Although A Thousand Ships felt more like a collection of short stories than a novel, I enjoyed reading it and am now wondering whether I should try Natalie Haynes’ previous Greek retelling, The Children of Jocasta.

Thanks to Mantle for providing a copy of this book for review via NetGalley.

The Silence of the Girls by Pat Barker

There have been a number of novels published recently which look at Greek myths and legends from a feminine perspective. In the last few months I have enjoyed reading Circe by Madeline Miller, which tells the story of the witch Circe from the Odyssey, and For the Immortal by Emily Hauser, the story of Hippolyta the Amazon queen. Pat Barker’s new novel, The Silence of the Girls is another, this time bringing to life the character of Briseis and the events of Homer’s Iliad.

When the city of Lyrnessus falls to the Greeks during the Trojan War, Briseis loses her husband, King Mynes, and her father and brothers. The surviving women are shared out amongst the Greek conquerors as prizes of war and Briseis finds that she is given to the great warrior Achilles as a slave. The events which follow, such as the quarrel which breaks out between Achilles and Agamemnon, King of Mycenae, over the possession of Briseis, and the fate of Patroclus when he impersonates Achilles on the battlefield, will already be known to anyone familiar with the Iliad. If all of this is new to you, though, don’t worry – no knowledge of Homer’s epic is necessary and Pat Barker makes it very easy to follow what is happening.

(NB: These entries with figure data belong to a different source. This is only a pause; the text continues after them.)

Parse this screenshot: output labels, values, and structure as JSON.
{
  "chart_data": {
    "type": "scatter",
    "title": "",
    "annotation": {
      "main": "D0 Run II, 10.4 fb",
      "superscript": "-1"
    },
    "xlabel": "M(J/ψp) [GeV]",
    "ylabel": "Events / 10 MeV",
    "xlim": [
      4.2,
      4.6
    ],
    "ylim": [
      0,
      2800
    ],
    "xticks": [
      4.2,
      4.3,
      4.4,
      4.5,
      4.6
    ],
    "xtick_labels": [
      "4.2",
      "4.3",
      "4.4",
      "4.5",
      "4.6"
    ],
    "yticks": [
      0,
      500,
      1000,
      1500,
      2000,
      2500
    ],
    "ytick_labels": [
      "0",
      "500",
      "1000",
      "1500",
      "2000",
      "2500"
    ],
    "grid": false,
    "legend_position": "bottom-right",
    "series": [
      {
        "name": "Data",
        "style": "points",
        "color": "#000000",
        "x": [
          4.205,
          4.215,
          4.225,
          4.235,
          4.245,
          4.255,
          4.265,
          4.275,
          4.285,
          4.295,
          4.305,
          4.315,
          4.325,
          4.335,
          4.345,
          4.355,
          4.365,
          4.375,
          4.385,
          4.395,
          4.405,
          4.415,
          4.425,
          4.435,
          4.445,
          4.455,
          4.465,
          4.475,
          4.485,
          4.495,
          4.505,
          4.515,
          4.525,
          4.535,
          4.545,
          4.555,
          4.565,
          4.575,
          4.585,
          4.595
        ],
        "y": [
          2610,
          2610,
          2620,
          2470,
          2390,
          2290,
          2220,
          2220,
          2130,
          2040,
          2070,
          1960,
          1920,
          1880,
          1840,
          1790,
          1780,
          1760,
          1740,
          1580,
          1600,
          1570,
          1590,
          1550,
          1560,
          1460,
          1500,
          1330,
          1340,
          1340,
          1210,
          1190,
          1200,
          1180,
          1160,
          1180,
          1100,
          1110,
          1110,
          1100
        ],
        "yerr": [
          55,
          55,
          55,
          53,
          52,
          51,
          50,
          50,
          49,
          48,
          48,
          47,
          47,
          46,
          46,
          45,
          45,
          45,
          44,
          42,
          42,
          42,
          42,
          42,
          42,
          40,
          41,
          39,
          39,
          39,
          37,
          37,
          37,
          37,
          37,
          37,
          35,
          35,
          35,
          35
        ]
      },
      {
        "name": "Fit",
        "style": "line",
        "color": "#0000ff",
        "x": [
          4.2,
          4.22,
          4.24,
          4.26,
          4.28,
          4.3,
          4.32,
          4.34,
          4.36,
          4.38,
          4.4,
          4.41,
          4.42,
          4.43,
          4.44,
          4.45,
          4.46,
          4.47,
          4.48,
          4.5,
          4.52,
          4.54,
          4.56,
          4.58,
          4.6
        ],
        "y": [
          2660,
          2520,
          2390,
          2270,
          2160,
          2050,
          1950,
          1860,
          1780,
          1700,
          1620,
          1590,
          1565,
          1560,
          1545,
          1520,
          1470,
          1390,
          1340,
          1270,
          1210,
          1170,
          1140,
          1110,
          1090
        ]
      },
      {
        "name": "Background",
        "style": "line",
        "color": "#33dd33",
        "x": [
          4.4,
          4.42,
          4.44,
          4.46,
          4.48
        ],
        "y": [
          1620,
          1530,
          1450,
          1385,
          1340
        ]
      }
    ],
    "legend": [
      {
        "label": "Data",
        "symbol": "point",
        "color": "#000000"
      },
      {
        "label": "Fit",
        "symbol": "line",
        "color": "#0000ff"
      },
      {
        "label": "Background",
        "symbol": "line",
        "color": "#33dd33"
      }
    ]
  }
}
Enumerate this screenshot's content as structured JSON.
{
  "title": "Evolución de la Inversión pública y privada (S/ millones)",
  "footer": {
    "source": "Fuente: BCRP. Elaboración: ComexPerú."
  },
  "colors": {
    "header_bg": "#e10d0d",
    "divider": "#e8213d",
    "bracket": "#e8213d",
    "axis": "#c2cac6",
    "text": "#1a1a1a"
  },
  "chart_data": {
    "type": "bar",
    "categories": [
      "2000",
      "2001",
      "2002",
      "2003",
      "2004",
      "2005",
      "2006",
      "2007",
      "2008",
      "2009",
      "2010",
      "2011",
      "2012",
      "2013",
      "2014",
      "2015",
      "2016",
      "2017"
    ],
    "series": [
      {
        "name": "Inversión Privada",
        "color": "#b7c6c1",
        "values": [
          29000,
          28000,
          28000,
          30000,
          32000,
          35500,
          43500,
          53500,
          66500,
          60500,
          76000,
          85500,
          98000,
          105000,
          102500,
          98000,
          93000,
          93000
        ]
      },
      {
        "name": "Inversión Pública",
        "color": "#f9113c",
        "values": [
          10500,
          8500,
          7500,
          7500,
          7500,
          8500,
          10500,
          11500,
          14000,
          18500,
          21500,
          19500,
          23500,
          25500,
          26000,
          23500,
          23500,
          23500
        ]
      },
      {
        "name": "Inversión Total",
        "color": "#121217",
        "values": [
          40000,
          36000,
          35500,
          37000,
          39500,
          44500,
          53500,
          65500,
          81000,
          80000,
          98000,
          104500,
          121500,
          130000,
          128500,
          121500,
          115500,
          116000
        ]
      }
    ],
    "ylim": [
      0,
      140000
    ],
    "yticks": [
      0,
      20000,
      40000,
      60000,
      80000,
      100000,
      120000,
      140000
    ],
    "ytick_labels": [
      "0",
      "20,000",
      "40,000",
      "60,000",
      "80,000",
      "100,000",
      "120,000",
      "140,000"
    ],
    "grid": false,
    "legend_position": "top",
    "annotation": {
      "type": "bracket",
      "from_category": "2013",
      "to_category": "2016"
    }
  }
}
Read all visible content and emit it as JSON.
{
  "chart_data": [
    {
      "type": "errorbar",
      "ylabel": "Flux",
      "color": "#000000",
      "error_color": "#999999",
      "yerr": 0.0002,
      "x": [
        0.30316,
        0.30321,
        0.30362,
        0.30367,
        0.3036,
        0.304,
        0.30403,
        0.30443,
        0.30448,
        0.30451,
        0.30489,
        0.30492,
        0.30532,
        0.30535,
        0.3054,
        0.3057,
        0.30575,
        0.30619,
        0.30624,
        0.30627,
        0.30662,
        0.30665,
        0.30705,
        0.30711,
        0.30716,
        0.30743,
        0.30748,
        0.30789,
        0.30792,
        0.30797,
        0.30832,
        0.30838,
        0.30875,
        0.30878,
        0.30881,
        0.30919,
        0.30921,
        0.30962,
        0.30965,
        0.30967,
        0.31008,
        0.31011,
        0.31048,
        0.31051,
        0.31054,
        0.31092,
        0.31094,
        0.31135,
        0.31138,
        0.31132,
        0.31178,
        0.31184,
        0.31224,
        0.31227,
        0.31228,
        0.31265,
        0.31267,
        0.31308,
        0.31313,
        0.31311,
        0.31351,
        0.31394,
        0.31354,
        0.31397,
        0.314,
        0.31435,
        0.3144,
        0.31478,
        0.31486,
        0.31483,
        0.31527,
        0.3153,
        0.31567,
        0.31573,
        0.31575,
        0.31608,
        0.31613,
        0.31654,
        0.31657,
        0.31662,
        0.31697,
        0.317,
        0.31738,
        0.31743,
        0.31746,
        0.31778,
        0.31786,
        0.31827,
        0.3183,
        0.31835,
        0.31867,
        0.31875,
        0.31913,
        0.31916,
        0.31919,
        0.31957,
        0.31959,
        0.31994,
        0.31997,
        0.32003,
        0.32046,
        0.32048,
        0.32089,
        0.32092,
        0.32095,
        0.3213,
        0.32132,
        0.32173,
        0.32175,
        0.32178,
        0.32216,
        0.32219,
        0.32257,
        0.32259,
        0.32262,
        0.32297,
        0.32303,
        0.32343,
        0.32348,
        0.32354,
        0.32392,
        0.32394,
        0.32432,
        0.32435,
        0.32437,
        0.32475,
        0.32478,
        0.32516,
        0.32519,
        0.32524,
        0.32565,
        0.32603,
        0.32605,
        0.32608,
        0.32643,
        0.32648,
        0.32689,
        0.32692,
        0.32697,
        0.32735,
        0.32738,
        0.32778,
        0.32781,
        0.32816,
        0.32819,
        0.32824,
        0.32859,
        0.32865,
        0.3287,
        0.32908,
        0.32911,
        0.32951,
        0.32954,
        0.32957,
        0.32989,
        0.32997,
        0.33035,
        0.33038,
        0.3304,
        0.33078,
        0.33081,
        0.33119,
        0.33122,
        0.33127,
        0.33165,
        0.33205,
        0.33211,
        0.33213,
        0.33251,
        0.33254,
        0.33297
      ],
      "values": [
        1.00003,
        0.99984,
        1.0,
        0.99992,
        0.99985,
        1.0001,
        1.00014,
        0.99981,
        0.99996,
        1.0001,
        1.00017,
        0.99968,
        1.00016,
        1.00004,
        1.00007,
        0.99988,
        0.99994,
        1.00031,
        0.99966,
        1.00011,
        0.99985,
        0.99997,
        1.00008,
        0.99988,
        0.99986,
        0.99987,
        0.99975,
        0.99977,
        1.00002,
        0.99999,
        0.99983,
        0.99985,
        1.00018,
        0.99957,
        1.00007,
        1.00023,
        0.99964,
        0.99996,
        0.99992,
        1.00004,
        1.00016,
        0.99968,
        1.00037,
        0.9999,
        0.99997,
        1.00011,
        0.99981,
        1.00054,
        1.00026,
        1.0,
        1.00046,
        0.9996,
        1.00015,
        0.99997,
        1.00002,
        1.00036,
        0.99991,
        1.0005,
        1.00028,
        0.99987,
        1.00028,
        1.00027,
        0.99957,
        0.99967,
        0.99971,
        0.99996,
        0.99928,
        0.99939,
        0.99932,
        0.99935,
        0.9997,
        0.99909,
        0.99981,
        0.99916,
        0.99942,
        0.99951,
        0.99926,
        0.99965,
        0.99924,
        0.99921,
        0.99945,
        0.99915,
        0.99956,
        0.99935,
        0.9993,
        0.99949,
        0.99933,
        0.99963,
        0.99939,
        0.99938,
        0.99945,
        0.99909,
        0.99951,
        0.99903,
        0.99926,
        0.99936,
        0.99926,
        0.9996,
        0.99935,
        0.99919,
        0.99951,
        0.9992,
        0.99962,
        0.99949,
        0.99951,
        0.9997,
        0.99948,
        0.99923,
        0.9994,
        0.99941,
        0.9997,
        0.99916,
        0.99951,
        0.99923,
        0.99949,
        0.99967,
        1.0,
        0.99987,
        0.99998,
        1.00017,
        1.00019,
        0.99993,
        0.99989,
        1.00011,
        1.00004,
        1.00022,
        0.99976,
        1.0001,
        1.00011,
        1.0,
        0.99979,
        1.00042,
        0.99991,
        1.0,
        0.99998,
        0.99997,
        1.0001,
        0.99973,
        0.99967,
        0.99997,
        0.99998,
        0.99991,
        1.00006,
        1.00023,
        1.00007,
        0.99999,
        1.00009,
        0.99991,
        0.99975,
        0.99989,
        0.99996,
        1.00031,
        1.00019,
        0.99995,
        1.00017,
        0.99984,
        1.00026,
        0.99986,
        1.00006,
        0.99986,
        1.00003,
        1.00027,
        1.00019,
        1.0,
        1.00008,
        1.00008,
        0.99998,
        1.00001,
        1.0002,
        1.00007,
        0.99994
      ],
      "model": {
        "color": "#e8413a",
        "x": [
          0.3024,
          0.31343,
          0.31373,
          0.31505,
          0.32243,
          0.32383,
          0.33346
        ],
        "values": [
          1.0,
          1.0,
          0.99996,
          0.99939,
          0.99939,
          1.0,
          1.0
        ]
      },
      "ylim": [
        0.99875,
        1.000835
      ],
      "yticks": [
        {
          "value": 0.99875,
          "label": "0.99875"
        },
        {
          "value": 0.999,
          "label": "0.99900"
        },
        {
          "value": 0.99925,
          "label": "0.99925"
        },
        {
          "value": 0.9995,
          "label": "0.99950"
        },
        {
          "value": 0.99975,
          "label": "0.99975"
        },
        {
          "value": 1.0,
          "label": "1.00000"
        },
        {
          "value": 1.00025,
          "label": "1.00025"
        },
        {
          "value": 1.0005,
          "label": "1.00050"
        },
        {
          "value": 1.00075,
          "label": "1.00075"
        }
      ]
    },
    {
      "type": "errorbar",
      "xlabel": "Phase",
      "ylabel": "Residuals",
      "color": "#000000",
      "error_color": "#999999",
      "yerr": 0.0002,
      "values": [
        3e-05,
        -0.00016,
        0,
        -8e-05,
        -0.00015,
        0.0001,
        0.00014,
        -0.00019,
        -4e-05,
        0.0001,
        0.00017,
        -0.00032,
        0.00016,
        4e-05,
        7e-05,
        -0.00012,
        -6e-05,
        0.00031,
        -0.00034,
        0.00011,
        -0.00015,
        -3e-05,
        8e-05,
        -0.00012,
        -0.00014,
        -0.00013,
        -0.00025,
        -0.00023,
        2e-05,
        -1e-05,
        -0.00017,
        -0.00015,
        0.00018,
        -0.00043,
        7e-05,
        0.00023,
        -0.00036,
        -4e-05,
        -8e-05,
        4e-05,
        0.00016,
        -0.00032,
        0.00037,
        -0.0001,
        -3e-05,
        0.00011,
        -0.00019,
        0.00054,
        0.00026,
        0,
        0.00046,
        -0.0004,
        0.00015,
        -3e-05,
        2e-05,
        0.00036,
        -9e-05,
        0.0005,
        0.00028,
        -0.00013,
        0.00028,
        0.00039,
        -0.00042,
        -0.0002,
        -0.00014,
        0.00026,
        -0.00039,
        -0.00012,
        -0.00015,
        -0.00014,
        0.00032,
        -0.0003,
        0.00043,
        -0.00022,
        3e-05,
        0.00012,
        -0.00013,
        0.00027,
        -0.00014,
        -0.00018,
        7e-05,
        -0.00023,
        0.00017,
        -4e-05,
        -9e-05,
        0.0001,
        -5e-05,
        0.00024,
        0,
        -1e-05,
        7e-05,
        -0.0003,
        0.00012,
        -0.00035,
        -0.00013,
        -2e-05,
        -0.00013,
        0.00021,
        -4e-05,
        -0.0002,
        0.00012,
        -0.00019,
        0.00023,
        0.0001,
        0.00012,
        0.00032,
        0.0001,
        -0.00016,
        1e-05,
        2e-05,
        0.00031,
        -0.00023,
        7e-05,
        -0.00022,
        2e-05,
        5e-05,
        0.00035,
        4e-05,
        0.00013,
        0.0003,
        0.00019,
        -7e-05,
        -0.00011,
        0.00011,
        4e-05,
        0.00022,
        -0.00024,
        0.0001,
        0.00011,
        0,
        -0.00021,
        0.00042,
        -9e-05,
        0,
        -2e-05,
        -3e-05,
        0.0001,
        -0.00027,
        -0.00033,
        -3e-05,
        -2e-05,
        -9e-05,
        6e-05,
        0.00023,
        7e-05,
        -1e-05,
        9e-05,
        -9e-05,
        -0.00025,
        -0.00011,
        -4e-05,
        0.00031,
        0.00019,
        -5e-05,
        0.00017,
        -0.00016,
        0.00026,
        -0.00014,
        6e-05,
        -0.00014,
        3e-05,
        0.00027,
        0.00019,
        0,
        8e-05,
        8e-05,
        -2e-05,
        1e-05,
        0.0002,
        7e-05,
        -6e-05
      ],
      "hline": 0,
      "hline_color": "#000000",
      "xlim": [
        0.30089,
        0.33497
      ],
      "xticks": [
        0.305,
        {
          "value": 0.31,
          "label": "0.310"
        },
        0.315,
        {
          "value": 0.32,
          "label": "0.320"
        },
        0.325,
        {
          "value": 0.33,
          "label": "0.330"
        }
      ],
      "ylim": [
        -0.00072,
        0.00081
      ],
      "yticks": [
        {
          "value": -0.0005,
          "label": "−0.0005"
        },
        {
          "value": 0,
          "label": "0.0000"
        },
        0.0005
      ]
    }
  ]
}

Most of the novel is narrated by Briseis herself and I found her a very engaging narrator. The nature of her story and the ordeals she faces make her an easy character to sympathise with; I was given a good understanding of how she felt about losing her freedom, becoming a slave and being at the mercy of the men responsible for murdering her family and destroying her city. This is quite a dark novel and Barker doesn’t hold back when describing the brutality of the men in the Greek army, both on and off the battlefield.

I was surprised to find that there are also some chapters written from the perspective of Achilles, who is very much the villain of the book. Although seeing Achilles’ side of the story certainly didn’t make me warm to him at all, it was good to get a different point of view, especially as it allowed us to see scenes and hear conversations that took place when Briseis was not present. However, because of the title of the book, I think it would have been nice if more female characters had been given a voice so that the silence of more than just one girl could be broken. We do meet some of the other women in the Greek camp, but only through Briseis’ eyes and Briseis is the only one we get to know in any depth.

I did really enjoy this book, though. It’s well written, very readable, and a fascinating portrayal of Ancient Greek society. If you’re interested in reading more about Briseis, you could try Hand of Fire by Judith Starkston and For the Most Beautiful by Emily Hauser. She also appears in Madeline Miller’s The Song of Achilles, which will give you a very different view of Achilles as well!

This is book 12/20 of my 20 Books of Summer.

Thanks to Penguin for providing a copy of this book for review via NetGalley.